Elle s’appelait Rebekah Harry et le 23 mars, elle aurait été battue à mort par son conjoint. Ses proches et des militants ont honoré la mémoire de la jeune femme, septième victime de la vague de féminicides qui ébranle le Québec, samedi après-midi au square Cabot à Montréal.

Des enfants courent autour d’une statue. Plus loin, leurs parents distribuent des fleurs, qu’ils accrochent à leur manteau. Des roses pour « Bekki ».

« Rebekah était one in a million ! », s’exclame sa nièce Alyssia Frenette. Dans ses mains, une pancarte rose sur laquelle elle a écrit « Stop Domestic Violence » avec des paillettes. « Ma tante était toujours belle, elle brillait toujours. On voulait faire une pancarte à son image », explique Alyssia.

Ils étaient quelques centaines à s’être rassemblés dans le petit parc à deux pas de la station Atwater, point de départ de la marche. Au-dessus de la mêlée, des photographies de la jeune femme au sourire « contagieux » coloraient le ciel.

Le 20 mars dernier, le Service de la police de la Ville de Montréal (SPVM) a été appelé à se rendre dans un édifice résidentiel de l’arrondissement de LaSalle, où les patrouilleurs avaient trouvé Mme Harry dans un état critique. La jeune femme avait été rouée de coups de poing, avait alors précisé le SPVM.

Trois jours plus tard, Rebekah Harry, qui était maintenu en vie artificiellement, a succombé à ses blessures, devenant la septième femme au Québec tuée par un conjoint ou un ex-conjoint violent depuis février. Le suspect Brandon McIntyre, qui était toujours le conjoint de la victime au moment du crime, a été accusé de meurtre au deuxième degré. Il doit revenir devant le tribunal le 21 avril prochain.

Pas seulement une question d’argent

La semaine prochaine, Rebekah Harry devait commencer un nouvel emploi à un salon d’esthétique. Elle devait aussi voir son fils grandir. Pour l’activiste Svetlana Chernienko, porte-parole de la famille de la victime, c’est une autre femme, la septième au Québec depuis février, qui s’est fait arracher son futur.

« Je suis épuisée et malade de voir des femmes perdre la vie », laisse-t-elle tomber. Survivante de violence conjugale, Mme Chernienko interpelle le premier ministre François Legault à inviter les femmes comme elle à la discussion.

« Je suis une survivante, je sais ce dont on a besoin. Comment François Legault peut-il prendre une décision sur ce sujet quand il ne sait pas ce que ça fait de se battre pour sa vie ? » Selon elle, il ne s’agit pas simplement d’une question d’argent : il faut « changer la loi à son cœur ».

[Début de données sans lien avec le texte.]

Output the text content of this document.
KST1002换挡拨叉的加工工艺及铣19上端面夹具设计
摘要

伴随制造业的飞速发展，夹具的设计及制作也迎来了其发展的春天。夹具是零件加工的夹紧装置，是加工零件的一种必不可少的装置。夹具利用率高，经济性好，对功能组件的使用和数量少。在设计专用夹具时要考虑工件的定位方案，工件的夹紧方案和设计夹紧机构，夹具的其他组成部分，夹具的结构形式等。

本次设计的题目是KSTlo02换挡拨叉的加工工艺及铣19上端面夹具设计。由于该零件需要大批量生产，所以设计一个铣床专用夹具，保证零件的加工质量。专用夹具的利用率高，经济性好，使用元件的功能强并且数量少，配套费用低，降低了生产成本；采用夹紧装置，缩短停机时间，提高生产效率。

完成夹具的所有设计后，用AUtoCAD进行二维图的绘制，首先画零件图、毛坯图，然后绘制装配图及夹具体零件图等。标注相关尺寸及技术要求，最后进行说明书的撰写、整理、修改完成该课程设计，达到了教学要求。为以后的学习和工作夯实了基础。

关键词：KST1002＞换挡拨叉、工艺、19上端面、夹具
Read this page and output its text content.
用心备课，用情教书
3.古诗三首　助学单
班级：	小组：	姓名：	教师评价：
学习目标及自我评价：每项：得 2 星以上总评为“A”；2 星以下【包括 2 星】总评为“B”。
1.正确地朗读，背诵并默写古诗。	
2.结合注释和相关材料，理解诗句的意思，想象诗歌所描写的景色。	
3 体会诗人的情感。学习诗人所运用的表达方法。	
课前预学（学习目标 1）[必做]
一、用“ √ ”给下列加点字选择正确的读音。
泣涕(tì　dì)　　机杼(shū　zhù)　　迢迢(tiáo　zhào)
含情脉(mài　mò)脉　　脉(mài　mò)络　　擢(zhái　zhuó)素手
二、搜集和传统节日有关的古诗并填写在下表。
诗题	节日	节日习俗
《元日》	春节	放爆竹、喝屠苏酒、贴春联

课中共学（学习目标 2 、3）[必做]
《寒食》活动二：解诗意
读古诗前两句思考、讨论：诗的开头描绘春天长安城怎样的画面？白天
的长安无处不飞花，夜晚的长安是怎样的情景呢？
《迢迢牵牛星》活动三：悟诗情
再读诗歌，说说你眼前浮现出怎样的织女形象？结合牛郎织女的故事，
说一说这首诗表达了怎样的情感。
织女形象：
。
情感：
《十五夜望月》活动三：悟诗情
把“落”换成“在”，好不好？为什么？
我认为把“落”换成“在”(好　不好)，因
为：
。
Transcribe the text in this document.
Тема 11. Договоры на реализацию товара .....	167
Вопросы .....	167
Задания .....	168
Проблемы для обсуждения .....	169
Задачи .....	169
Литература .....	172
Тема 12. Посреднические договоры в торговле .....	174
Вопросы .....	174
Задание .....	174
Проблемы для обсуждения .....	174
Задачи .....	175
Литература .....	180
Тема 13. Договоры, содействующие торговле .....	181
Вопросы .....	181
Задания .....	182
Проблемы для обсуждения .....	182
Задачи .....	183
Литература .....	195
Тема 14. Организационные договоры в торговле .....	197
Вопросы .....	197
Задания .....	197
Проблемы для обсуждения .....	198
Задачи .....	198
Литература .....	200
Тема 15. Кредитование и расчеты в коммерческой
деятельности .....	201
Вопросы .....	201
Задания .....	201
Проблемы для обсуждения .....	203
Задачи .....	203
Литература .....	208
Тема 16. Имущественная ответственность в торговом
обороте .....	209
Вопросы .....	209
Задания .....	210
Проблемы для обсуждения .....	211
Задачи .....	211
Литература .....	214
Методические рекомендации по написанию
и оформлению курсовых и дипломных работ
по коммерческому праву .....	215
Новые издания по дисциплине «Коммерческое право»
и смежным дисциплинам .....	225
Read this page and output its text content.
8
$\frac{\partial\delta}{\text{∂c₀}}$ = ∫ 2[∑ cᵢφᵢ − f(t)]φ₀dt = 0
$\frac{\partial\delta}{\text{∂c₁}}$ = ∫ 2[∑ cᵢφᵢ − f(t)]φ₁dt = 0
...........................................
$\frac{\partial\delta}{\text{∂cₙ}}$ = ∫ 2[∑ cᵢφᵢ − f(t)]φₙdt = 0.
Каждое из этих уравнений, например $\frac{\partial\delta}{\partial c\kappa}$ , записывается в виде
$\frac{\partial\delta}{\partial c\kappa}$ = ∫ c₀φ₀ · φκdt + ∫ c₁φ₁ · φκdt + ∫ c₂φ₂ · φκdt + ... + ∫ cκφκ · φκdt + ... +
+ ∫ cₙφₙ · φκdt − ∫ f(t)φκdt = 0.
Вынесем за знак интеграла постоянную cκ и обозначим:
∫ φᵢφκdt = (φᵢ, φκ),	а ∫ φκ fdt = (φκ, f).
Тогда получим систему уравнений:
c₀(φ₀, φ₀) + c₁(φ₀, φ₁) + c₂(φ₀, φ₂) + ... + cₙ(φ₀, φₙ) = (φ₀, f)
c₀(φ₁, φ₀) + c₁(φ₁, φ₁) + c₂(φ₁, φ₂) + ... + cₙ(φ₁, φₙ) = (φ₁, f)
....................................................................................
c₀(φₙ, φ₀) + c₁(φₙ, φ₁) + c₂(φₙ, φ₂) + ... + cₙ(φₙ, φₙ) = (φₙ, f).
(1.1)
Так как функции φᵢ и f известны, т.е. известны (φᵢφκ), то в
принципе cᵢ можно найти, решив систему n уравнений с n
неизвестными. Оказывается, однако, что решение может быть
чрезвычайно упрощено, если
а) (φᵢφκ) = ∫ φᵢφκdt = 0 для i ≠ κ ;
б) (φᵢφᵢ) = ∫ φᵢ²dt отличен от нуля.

Série sanglante de féminicides

Cette marche à l’honneur de Rebekah Harry fait écho aux mobilisations contre la violence conjugale qui ont eu lieu vendredi partout à travers la province. De Montréal à Rimouski, des milliers de citoyens se sont rassemblés dans une vingtaine de villes du Québec pour honorer les huit femmes tuées par un conjoint ou un ex-conjoint violent. Certaines ont péri sous les coups de poing, d’autres à coups de hache ou de couteau. Une vingtaine d’enfants ont perdu leur mère. D’autres ont perdu une sœur, une fille ou une amie.

Dernièrement, Kataluk Paningayak, 43 ans, retrouvée morte à Ivujivik, dans le Grand Nord, aurait été tuée par son conjoint, huitième victime d’une série sanglante.

La vague de féminicides a débuté le 5 février à Kuujjuaq, lorsque Elisapee Angma, mère de quatre enfants, a été assassinée par son ex-conjoint qui venait tout juste d’être remis en liberté. Une semaine plus tard, Nancy Roy a été poignardée à mort par son conjoint dans leur immeuble résidentiel de Saint-Hyacinthe. En fin février, Marly Édouard, qui avait porté plainte en lien avec des menaces de mort, a perdu la vie à Laval après avoir reçu une balle dans la tête.

En mars, le meurtre brutal de Myriam Dallaire et de sa mère, Sylvie Bisson, dans leur résidence de Sainte-Sophie, a suscité l’émoi au Québec. L’ex-copain de Myriam Dallaire a été accusé de double meurtre. La série se poursuit avec Nadège Jolicœur, dont le corps inerte a été retrouvé le 19 mars dernier par un passant à Saint-Léonard, dans un taxi. Elle aurait été poignardée par son conjoint, qui s’est ensuite donné la mort.